22 [END]

174 16 12
                                    

"Ri, buruan!" Sara dengan gegas menyeret Riani yang masih berjalan terlalu santai.

"Santai, sih, Sar. Kita juga udah terlanjur telat lama banget ini." Riani masih juga tak peka. "Elo juga, sih, pake ngambil kelasnya Pak Prapto."

"Ya abis gimana, dong," pasrah Sara.

Langkah mereka semakin berderap menyusuri lantai satu bangunan toko buku terbesar di Jakarta itu.
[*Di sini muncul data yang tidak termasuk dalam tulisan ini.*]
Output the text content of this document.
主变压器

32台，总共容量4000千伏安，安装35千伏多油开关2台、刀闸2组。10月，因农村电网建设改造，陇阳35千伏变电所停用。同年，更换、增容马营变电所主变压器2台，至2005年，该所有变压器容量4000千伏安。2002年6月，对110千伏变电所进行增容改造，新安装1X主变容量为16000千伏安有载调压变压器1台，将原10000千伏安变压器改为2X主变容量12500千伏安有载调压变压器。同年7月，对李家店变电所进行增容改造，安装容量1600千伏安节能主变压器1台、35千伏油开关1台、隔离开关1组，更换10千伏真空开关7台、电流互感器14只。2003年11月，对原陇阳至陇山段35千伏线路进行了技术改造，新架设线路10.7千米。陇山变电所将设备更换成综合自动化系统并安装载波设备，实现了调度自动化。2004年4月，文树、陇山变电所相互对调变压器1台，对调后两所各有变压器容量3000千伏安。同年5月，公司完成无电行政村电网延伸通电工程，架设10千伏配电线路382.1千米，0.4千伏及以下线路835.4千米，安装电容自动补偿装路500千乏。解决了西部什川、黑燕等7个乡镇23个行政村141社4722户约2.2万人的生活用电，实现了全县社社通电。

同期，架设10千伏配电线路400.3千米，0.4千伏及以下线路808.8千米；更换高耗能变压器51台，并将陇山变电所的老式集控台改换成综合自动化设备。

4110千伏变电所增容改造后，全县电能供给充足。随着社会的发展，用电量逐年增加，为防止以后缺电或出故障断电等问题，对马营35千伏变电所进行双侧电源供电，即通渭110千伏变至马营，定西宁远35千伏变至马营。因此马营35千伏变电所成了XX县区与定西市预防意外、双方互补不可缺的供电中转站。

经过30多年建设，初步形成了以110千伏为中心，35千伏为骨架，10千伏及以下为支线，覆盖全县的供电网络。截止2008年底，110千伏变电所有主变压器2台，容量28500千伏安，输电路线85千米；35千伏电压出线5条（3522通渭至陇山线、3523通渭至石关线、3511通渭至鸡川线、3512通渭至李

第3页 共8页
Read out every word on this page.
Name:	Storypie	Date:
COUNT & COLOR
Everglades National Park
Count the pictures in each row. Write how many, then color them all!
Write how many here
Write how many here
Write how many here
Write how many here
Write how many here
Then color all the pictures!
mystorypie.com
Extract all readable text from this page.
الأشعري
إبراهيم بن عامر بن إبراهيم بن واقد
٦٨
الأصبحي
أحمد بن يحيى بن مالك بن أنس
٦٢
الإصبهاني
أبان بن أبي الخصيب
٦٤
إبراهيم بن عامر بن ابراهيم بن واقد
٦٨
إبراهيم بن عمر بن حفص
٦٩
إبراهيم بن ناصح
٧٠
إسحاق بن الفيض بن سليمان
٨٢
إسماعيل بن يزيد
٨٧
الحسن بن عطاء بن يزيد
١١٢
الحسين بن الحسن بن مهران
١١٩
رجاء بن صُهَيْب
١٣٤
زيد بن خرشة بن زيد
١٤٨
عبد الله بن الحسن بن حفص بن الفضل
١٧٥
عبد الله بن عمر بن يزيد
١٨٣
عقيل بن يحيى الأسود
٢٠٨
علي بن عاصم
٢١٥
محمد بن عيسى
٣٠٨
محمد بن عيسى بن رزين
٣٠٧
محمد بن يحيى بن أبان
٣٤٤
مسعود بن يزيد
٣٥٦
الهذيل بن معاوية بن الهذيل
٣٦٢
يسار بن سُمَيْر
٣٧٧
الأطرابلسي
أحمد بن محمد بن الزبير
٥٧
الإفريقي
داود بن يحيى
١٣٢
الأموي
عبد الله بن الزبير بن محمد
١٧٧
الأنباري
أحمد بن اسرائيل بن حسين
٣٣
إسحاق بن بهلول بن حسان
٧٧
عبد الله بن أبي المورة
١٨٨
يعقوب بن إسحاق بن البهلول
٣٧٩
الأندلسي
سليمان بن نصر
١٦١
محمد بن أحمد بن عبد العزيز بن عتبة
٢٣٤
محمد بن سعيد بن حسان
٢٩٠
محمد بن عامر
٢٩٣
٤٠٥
Hari itu adalah hari yang sebenarnya sudah dinantikan dua mahasiswi cantik fakultas sastra itu, terlebih Sara.

Sebuah acara bedah buku dan meet and greet dari penulis buku antologi puisi favorit Sara sedang digelar di toko buku itu. Akan tetapi, Riani dan Sara terpaksa datang terlambat karena bentrok jadwal kuliah Semester Pendek  yang seenaknya diubah oleh Pak Prapto, sang dosen killer.

Acara itu terekam sudah berjalan setengah jam. Gerombolan orang-orang sudah padat berkumpul ditengah-tengah venue yang sudah dikhususkan untuk acara bedah buku tersebut. Sara dan Riani akhirnya terpaksa harus rela berada di baris belakang, terhalang banyaknya peserta lain di depan.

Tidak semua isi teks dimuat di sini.